Environment and Conservation Organisations of Aotearoa New Zealand
- Abbreviation: ECO
- Formation: 1971; 55 years ago
- Type: Environmental organisation
- Registration no.: CC41565
- Legal status: De-registered
- Headquarters: Wellington
- Staff: 1 (2020)
- Volunteers: 8 (2020)
- Website: eco.org.nz

= Environment and Conservation Organisations of Aotearoa New Zealand =

Environment and Conservation Organisations of Aotearoa New Zealand (ECO) was formed in 1971 under the name of CoEnCo. The name changed to ECO in 1976.

It is a non-profit umbrella group and network of around 50 organisations. It publishes ecolink, a quarterly newsletter sent out to members and supporters.

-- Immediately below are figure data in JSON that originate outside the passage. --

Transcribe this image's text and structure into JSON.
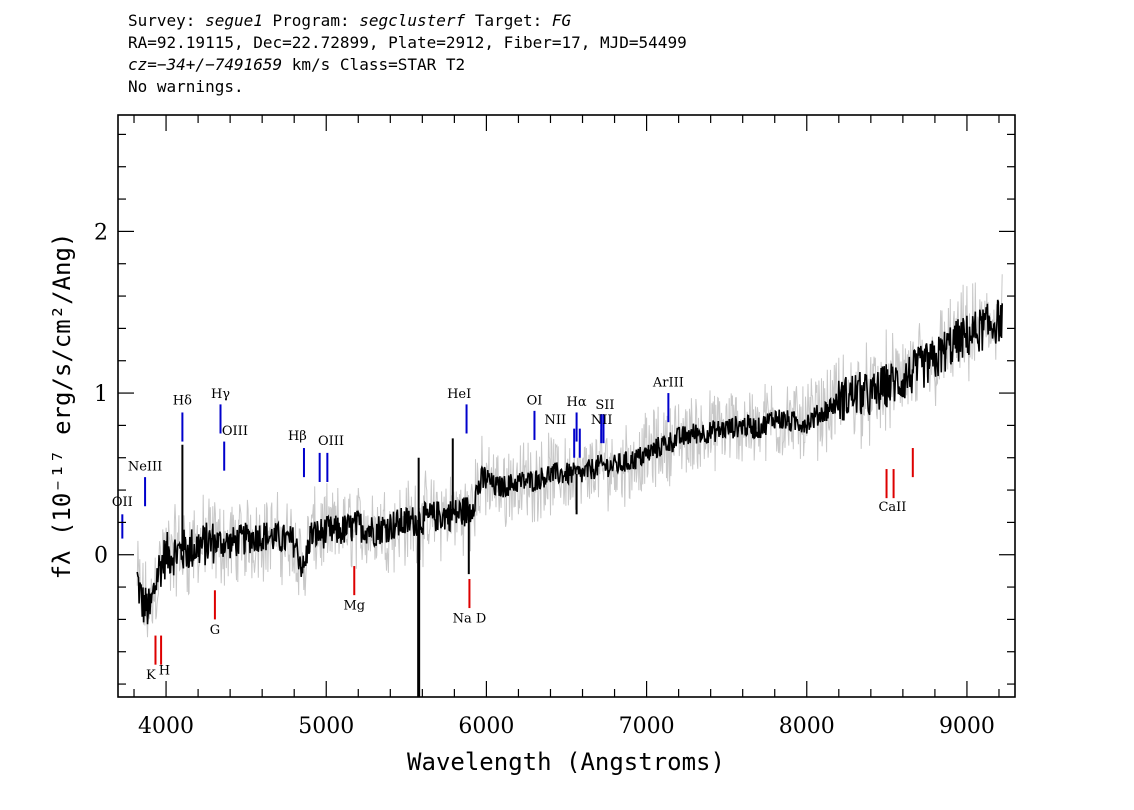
{
  "header": {
    "survey_label": "Survey:",
    "survey": "segue1",
    "program_label": "Program:",
    "program": "segclusterf",
    "target_label": "Target:",
    "target": "FG",
    "line2": "RA=92.19115, Dec=22.72899, Plate=2912, Fiber=17, MJD=54499",
    "cz": "cz=−34+/−7491659",
    "line3_rest": " km/s Class=STAR T2",
    "line4": "No warnings."
  },
  "chart_data": {
    "type": "line",
    "xlabel": "Wavelength (Angstroms)",
    "ylabel": "fλ (10⁻¹⁷ erg/s/cm²/Ang)",
    "xlim": [
      3700,
      9300
    ],
    "ylim": [
      -0.88,
      2.72
    ],
    "x_ticks": [
      "4000",
      "5000",
      "6000",
      "7000",
      "8000",
      "9000"
    ],
    "y_ticks": [
      "0",
      "1",
      "2"
    ],
    "series": [
      {
        "role": "flux",
        "color": "#000000",
        "x": [
          3820,
          3850,
          3900,
          3950,
          4000,
          4100,
          4200,
          4300,
          4400,
          4500,
          4600,
          4700,
          4800,
          4860,
          4900,
          5000,
          5100,
          5200,
          5300,
          5400,
          5500,
          5600,
          5700,
          5800,
          5900,
          5950,
          6000,
          6050,
          6100,
          6200,
          6300,
          6400,
          6500,
          6600,
          6700,
          6800,
          6900,
          7000,
          7100,
          7200,
          7300,
          7400,
          7500,
          7600,
          7700,
          7800,
          7900,
          8000,
          8100,
          8200,
          8300,
          8400,
          8500,
          8600,
          8700,
          8800,
          8900,
          9000,
          9100,
          9200,
          9220
        ],
        "y": [
          -0.15,
          -0.3,
          -0.35,
          -0.1,
          0.0,
          0.02,
          0.05,
          0.08,
          0.07,
          0.1,
          0.12,
          0.1,
          0.08,
          -0.1,
          0.12,
          0.14,
          0.15,
          0.18,
          0.15,
          0.18,
          0.2,
          0.22,
          0.24,
          0.25,
          0.28,
          0.42,
          0.48,
          0.42,
          0.42,
          0.45,
          0.46,
          0.5,
          0.5,
          0.5,
          0.55,
          0.55,
          0.58,
          0.62,
          0.68,
          0.72,
          0.75,
          0.76,
          0.78,
          0.8,
          0.78,
          0.85,
          0.82,
          0.82,
          0.88,
          0.95,
          1.0,
          0.98,
          1.05,
          1.08,
          1.15,
          1.2,
          1.3,
          1.35,
          1.4,
          1.45,
          1.45
        ]
      },
      {
        "role": "error band",
        "color": "#c8c8c8",
        "width": 0.22
      }
    ],
    "features": [
      {
        "x": 4102,
        "y": 0.68
      },
      {
        "x": 5577,
        "y": -0.88
      },
      {
        "x": 5577,
        "y": 0.6
      },
      {
        "x": 5790,
        "y": 0.72
      },
      {
        "x": 5890,
        "y": -0.12
      },
      {
        "x": 6563,
        "y": 0.25
      }
    ],
    "emission_lines": [
      {
        "name": "OII",
        "x": 3727,
        "y0": 0.1,
        "y1": 0.25,
        "lx": 3727,
        "ly": 0.3
      },
      {
        "name": "NeIII",
        "x": 3869,
        "y0": 0.3,
        "y1": 0.48,
        "lx": 3869,
        "ly": 0.52
      },
      {
        "name": "Hδ",
        "x": 4102,
        "y0": 0.7,
        "y1": 0.88,
        "lx": 4102,
        "ly": 0.93
      },
      {
        "name": "Hγ",
        "x": 4340,
        "y0": 0.75,
        "y1": 0.93,
        "lx": 4340,
        "ly": 0.97
      },
      {
        "name": "OIII",
        "x": 4363,
        "y0": 0.52,
        "y1": 0.7,
        "lx": 4430,
        "ly": 0.74
      },
      {
        "name": "Hβ",
        "x": 4861,
        "y0": 0.48,
        "y1": 0.66,
        "lx": 4820,
        "ly": 0.71
      },
      {
        "name": "OIII",
        "x": 4959,
        "y0": 0.45,
        "y1": 0.63,
        "lx": 5030,
        "ly": 0.68
      },
      {
        "name": "OIII",
        "x": 5007,
        "y0": 0.45,
        "y1": 0.63,
        "lx": "",
        "ly": ""
      },
      {
        "name": "HeI",
        "x": 5876,
        "y0": 0.75,
        "y1": 0.93,
        "lx": 5830,
        "ly": 0.97
      },
      {
        "name": "OI",
        "x": 6300,
        "y0": 0.71,
        "y1": 0.89,
        "lx": 6300,
        "ly": 0.93
      },
      {
        "name": "NII",
        "x": 6548,
        "y0": 0.6,
        "y1": 0.78,
        "lx": 6430,
        "ly": 0.81
      },
      {
        "name": "Hα",
        "x": 6563,
        "y0": 0.7,
        "y1": 0.88,
        "lx": 6563,
        "ly": 0.92
      },
      {
        "name": "NII",
        "x": 6583,
        "y0": 0.6,
        "y1": 0.78,
        "lx": "",
        "ly": ""
      },
      {
        "name": "SII",
        "x": 6717,
        "y0": 0.69,
        "y1": 0.87,
        "lx": 6740,
        "ly": 0.9
      },
      {
        "name": "NII",
        "x": 6731,
        "y0": 0.69,
        "y1": 0.87,
        "lx": 6720,
        "ly": 0.81
      },
      {
        "name": "ArIII",
        "x": 7136,
        "y0": 0.82,
        "y1": 1.0,
        "lx": 7136,
        "ly": 1.04
      }
    ],
    "absorption_lines": [
      {
        "name": "K",
        "x": 3934,
        "y0": -0.68,
        "y1": -0.5,
        "lx": 3905,
        "ly": -0.77
      },
      {
        "name": "H",
        "x": 3969,
        "y0": -0.68,
        "y1": -0.5,
        "lx": 3990,
        "ly": -0.74
      },
      {
        "name": "G",
        "x": 4305,
        "y0": -0.4,
        "y1": -0.22,
        "lx": 4305,
        "ly": -0.49
      },
      {
        "name": "Mg",
        "x": 5175,
        "y0": -0.25,
        "y1": -0.07,
        "lx": 5175,
        "ly": -0.34
      },
      {
        "name": "Na D",
        "x": 5894,
        "y0": -0.33,
        "y1": -0.15,
        "lx": 5894,
        "ly": -0.42
      },
      {
        "name": "CaII",
        "x": 8498,
        "y0": 0.35,
        "y1": 0.53,
        "lx": 8535,
        "ly": 0.27
      },
      {
        "name": "CaII",
        "x": 8542,
        "y0": 0.35,
        "y1": 0.53,
        "lx": "",
        "ly": ""
      },
      {
        "name": "CaII",
        "x": 8662,
        "y0": 0.48,
        "y1": 0.66,
        "lx": "",
        "ly": ""
      }
    ],
    "line_colors": {
      "emission": "#0000cc",
      "absorption": "#dd0000"
    }
  }
}
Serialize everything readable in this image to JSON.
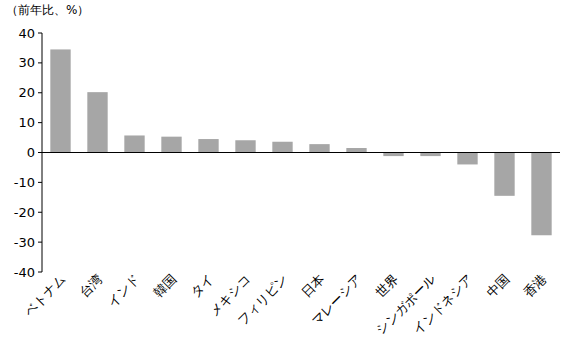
{
  "chart_data": {
    "type": "bar",
    "y_label": "（前年比、%）",
    "categories": [
      "ベトナム",
      "台湾",
      "インド",
      "韓国",
      "タイ",
      "メキシコ",
      "フィリピン",
      "日本",
      "マレーシア",
      "世界",
      "シンガポール",
      "インドネシア",
      "中国",
      "香港"
    ],
    "values": [
      34.5,
      20.2,
      5.7,
      5.3,
      4.5,
      4.1,
      3.6,
      2.8,
      1.5,
      -1.2,
      -1.2,
      -4.0,
      -14.5,
      -27.7
    ],
    "color": "#a6a6a6",
    "ylim": [
      -40,
      40
    ],
    "yticks": [
      -40,
      -30,
      -20,
      -10,
      0,
      10,
      20,
      30,
      40
    ],
    "grid": false
  }
}
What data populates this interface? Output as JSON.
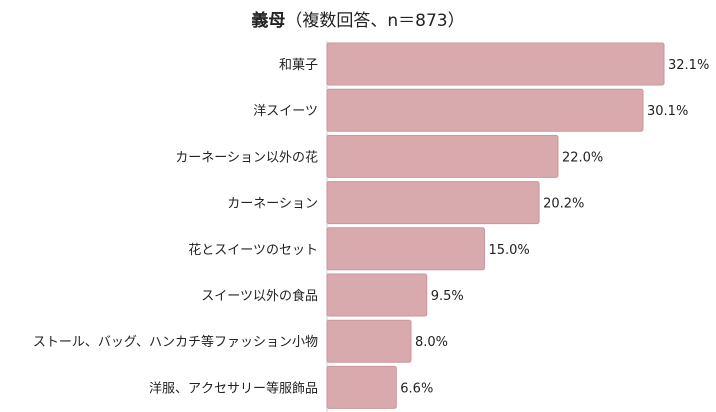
{
  "chart_data": {
    "type": "bar",
    "orientation": "horizontal",
    "title": "義母",
    "subtitle": "（複数回答、n＝873）",
    "categories": [
      "和菓子",
      "洋スイーツ",
      "カーネーション以外の花",
      "カーネーション",
      "花とスイーツのセット",
      "スイーツ以外の食品",
      "ストール、バッグ、ハンカチ等ファッション小物",
      "洋服、アクセサリー等服飾品"
    ],
    "values": [
      32.1,
      30.1,
      22.0,
      20.2,
      15.0,
      9.5,
      8.0,
      6.6
    ],
    "value_labels": [
      "32.1%",
      "30.1%",
      "22.0%",
      "20.2%",
      "15.0%",
      "9.5%",
      "8.0%",
      "6.6%"
    ],
    "xlim": [
      0,
      32.1
    ],
    "grid": false,
    "legend": "none",
    "bar_color": "#d9aaad",
    "bar_edge_color": "#c99599"
  }
}
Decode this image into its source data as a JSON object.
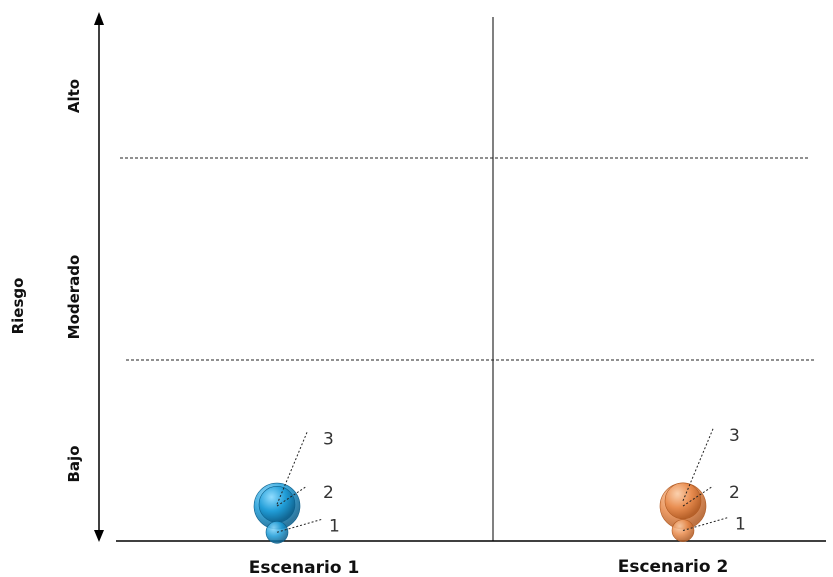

It was registered as a charity in 2009, but registration lapsed in 2023.

==Member organisations==

- Action for Environment Inc.
- Appropriate Technology for Living Association
- Bay of Islands Coastal Watchdog
- Bay of Islands Maritime Park
- Baywatch Hawkes Bay Environment Group
- Buller Conservation Group
- Civic Trust Auckland
- Clean Stream Waiheke
- Conscious Consumers
- Coromandel Watchdog of Hauraki
- Cycling Action Network
- East Harbour Environmental Association
- Eastern Bay of Islands Preservation Society
- EcoMatters Environment Trust
- Engineers for Social Responsibility
- Environmental Futures
- Forest & Bird
- Friends of Golden Bay
- Friends of Lewis Pass and Hurunui Catchment
- Friends of Nelson Haven and Tasman Bay
- Friends of the Earth - NZ
- Gecko - Victoria University Environment Group
- Greenpeace Aotearoa New Zealand
- Guardians of Pauatahanui Inlet
- Initial Volco Trust
- Island Bay Marine Education Centre
- Kaipatiki Project
- Marlborough Environment Centre INC
- Monarch Butterfly NZ Trust
- National Council of Women of NZ
- Nelson Environment Centre
- North Canterbury branch Forest & Bird
- Orari River Protection Group (Inc)
- Organics Aotearoa New Zealand
- Pacific Institute of Resource Management
- RESPONSE Trust
- Sandy Walker Group
- Save the Otago Peninsula
- Soil & Health Association of NZ
- South Coast Environment Society
- Students for Environmental Action
- Surfbreak Protection Society
- Sustainable Whanganui Trust
- Te Aroha Earthwatch
- Thames Coast Preservation and Protection Society
- Wellington Botanical Society INC
- Wellington Tramping and Mountaineering Club
- West Coast Environment Network
- Whaingaroa Environment Centre
- Wildlife Society, NZVA
- Yellow Eyed Penguin Trust

ECO also has around 500 'Friends', made up of individuals and other groups. ECO relies on funding from membership, grants and donations.